The force acting in the x-direction is $\overrightarrow{\mathrm{F}}=\alpha xy\hat{i}$.

The value of $\alpha =2.50 N/m^2$.

The object starts at the point (x,y ) = (0,3)and the object reaches the point (2,3).

The expression of work done is given by,

$\mathit{W}\mathbf{=}\mathit{F}\mathbf{ }\mathit{s}\mathbf{ }\mathit{c}\mathit{o}\mathit{s}\mathbf{ }\mathit{\theta }$…………………(1)

The work done can be calculated as follows.

$\begin{array}{r}W={\int }_{x_1}^{x_2} \overrightarrow{F}dx \\ ={\int }_0^2 \left(\alpha xy\right)dx \\ =\left(2.50\mathrm{N}/{\mathrm{m}}^2\right)\left(3\mathrm{m}\right){\int }_0^2 xdx\\ =\left(2.50\mathrm{N}/{\mathrm{m}}^2\right)\left(3\mathrm{m}\right){\left[\frac{{\mathrm{x}}^2}{2}\right]}_0^2\end{array}$ 

Simplify further,

$$\begin{gathered} W=\left(2.50 N/m^2\right)\left(3 m\right)\left(2-0\right) \\ =15.0 J \end{gathered}$$ 

Therefore, the required work done is 15.0 J.
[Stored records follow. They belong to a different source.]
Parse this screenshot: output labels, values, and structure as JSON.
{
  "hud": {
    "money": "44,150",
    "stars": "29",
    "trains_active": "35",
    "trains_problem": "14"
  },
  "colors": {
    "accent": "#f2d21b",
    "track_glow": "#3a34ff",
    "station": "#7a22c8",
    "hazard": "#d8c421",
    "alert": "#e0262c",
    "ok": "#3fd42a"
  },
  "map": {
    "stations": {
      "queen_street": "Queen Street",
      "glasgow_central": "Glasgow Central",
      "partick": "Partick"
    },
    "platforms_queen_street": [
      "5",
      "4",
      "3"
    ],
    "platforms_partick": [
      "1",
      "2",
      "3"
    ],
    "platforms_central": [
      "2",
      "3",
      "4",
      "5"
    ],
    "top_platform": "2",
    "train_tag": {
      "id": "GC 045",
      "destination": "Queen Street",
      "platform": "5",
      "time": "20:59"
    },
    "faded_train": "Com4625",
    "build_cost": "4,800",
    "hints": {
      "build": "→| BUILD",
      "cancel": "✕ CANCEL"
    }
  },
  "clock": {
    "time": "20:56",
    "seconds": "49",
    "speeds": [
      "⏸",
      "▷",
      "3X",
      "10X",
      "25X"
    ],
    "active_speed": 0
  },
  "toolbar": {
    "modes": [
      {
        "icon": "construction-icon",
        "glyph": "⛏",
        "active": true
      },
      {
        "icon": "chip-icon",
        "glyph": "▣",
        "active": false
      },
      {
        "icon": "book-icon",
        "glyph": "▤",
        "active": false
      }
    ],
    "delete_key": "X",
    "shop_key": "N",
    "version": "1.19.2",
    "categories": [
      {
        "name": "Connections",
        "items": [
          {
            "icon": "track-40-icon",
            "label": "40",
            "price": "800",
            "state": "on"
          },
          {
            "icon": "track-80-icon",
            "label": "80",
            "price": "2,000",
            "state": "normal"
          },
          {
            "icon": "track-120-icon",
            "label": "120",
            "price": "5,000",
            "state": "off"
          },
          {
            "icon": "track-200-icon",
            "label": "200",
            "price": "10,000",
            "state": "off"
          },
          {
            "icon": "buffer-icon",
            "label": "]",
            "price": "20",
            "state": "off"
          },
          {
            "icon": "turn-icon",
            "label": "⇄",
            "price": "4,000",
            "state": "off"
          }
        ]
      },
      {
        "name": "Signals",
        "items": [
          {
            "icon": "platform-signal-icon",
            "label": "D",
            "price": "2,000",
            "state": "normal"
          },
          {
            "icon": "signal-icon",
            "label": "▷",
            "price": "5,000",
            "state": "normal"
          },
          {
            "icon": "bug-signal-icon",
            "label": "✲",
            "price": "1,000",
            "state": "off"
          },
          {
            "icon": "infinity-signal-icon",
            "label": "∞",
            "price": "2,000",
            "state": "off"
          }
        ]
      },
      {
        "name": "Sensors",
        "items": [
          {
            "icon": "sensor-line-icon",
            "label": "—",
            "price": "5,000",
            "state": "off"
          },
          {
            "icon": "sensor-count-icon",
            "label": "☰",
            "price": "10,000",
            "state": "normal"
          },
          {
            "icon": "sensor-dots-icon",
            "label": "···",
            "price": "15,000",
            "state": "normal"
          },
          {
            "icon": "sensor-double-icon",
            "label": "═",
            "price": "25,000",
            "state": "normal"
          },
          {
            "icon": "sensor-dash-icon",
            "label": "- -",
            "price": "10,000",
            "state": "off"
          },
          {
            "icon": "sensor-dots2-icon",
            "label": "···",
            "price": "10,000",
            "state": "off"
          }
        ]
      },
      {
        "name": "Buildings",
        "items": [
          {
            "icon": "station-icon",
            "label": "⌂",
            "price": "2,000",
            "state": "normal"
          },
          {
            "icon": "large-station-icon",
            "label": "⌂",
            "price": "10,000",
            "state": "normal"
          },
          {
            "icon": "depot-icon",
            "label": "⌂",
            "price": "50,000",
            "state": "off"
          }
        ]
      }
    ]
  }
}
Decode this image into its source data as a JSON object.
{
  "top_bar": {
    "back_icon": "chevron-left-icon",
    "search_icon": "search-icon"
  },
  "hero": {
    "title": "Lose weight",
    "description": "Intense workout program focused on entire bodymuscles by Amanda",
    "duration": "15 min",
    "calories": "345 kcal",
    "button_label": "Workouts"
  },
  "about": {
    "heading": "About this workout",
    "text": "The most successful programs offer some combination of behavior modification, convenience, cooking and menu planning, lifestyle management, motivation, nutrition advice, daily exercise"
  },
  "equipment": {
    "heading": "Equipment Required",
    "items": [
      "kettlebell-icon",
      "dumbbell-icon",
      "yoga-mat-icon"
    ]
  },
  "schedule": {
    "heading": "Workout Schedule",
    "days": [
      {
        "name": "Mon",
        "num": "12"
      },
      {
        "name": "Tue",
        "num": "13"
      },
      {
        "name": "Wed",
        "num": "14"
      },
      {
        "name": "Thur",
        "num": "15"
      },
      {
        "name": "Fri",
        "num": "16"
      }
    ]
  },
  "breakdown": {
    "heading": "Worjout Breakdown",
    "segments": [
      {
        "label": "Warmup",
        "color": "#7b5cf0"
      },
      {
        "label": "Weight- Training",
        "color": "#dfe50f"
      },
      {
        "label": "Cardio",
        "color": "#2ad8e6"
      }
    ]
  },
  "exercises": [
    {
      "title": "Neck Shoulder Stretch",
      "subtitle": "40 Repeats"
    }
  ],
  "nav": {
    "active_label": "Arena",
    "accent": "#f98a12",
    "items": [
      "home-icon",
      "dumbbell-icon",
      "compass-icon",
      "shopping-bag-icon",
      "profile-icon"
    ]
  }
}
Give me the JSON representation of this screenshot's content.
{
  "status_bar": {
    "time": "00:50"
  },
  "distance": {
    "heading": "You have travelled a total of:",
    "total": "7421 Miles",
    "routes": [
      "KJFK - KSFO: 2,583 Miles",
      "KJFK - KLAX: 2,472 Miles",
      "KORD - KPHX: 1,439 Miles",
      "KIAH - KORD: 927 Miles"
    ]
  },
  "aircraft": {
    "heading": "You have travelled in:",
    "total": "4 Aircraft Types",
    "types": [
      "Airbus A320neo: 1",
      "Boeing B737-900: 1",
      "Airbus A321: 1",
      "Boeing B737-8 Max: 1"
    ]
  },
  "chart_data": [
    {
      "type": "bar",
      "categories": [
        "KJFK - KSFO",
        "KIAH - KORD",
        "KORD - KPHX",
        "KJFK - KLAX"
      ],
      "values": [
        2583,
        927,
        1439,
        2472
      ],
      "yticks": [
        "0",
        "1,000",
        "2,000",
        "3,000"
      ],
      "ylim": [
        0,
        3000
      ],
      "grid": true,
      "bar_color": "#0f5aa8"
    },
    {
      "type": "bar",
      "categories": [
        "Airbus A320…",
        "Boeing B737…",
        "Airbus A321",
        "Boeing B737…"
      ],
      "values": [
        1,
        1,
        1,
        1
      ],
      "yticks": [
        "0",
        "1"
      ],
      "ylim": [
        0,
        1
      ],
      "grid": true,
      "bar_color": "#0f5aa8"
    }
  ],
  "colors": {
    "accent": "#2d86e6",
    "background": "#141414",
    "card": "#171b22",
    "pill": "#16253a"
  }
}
The object is moving in the perpendicular direction, so $\theta ={90}^o$.

The work done can be calculated as follows,

$\begin{array}{r}\mathrm{W}=\mathrm{Fscos}\theta \\ =\mathrm{Fscos}\left({90}^{\circ }\right)\\ =0\mathrm{J} \end{array}$ 

Therefore, the required work done is 0 J.

The work done can be calculated as follows.

$\begin{array}{r}W={\int }_{x_1}^{x_2} \overrightarrow{F}dx \\ ={\int }_0^2 \left(\alpha xy\right)dx \\ =\left(2.50\mathrm{N}/{\mathrm{m}}^2\right){\int }_0^2 \left(1.5x\right)xdx\\ =\left(2.50\mathrm{N}/{\mathrm{m}}^2\right)\left(1.5\right){\left[\frac{x^3}{3}\right]}_0^2 \end{array}$ 

Simplify further.

$$\begin{gathered} W=\left(2.50 N/m^2\right)\left(1.5\right)\left(\frac{8}{3}-0\right) \\ =10.0 J \end{gathered}$$

Therefore, the required work done is 10.0 J.